Effects of Titratable Acidity and Organic Acids on Enamel Erosion In Vitro

  • 1Department of Preventive and Social Dentistry, School of Dentistry, Seoul National University, Seoul 03080, Korea. jjbh@snu.ac.kr


Erosion is a gradual process that occurs fairly quickly, and the full extent of the erosive effects of acidic beverages is not yet clear. The present study aimed to determine the differences in the erosive potentials among four naturally acidic fruit nectars within the same range of titratable acidity and to determine the influence of the components of organic acids on tooth erosion.
Diluted fruit nectars (mandarin 1:1.1, orange 1:1.7, lemon 1:15, grapefruit 1:20) with the same range of titratable acidity (7.9 ml) and their corresponding organic acids (0.05%, 0.1%, 0.3%, and 0.5% citric acid, malic acid, and a citric and malic acid mixture [pH 2.8], respectively) were used. Specimens were placed in conical tubes with 50 ml of each of the test solutions for 1 hour. A microhardness test and scanning electron microscopy were used to measure enamel erosion. Acid separation was carried out using high-performance liquid chromatography to analyze the composition of each test solution.
Similar decreases in the Vickers hardness number (VHN) were observed among the groups treated with the following diluted fruit nectars: diluted mandarin nectar (75.9 ΔVHN), diluted lemon nectar (89.1 ΔVHN), diluted grapefruit nectar (91.7 ΔVHN), and diluted orange nectar (92.5 ΔVHN).

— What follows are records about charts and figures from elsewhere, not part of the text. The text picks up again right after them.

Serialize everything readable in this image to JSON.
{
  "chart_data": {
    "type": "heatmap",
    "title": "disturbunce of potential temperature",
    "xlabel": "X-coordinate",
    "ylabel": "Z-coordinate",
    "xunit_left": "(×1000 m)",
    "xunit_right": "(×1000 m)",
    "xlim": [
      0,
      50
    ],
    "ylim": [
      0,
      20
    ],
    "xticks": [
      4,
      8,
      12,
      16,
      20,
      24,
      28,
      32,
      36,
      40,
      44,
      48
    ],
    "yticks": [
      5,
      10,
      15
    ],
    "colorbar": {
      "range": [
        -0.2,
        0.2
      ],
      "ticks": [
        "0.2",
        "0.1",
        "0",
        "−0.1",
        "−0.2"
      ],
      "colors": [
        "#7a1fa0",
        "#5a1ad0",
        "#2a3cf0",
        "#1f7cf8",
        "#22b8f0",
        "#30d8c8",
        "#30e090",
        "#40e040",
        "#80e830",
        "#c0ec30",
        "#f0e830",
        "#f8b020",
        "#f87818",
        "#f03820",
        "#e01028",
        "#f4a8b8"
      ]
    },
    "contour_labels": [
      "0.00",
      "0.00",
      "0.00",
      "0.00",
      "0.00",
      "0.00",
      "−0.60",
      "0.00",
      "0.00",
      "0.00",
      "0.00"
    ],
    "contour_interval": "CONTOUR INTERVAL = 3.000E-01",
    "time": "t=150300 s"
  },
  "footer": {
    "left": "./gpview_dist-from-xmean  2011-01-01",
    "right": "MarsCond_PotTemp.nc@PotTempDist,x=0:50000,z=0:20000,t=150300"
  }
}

No statistically significant differences were found in the enamel surface hardness after erosion (p>0.05). Citric and malic acids were the major organic acids in the test fruits. The lemon and orange groups had the highest malic acid concentrations, and the mandarin group had the lowest malic acid concentration.
The titratable acidity and the citric and malic acid contents of the fruits could be crucial factors responsible for enamel erosion. Therefore, fruit-based drinks should be regarded as potentially erosive.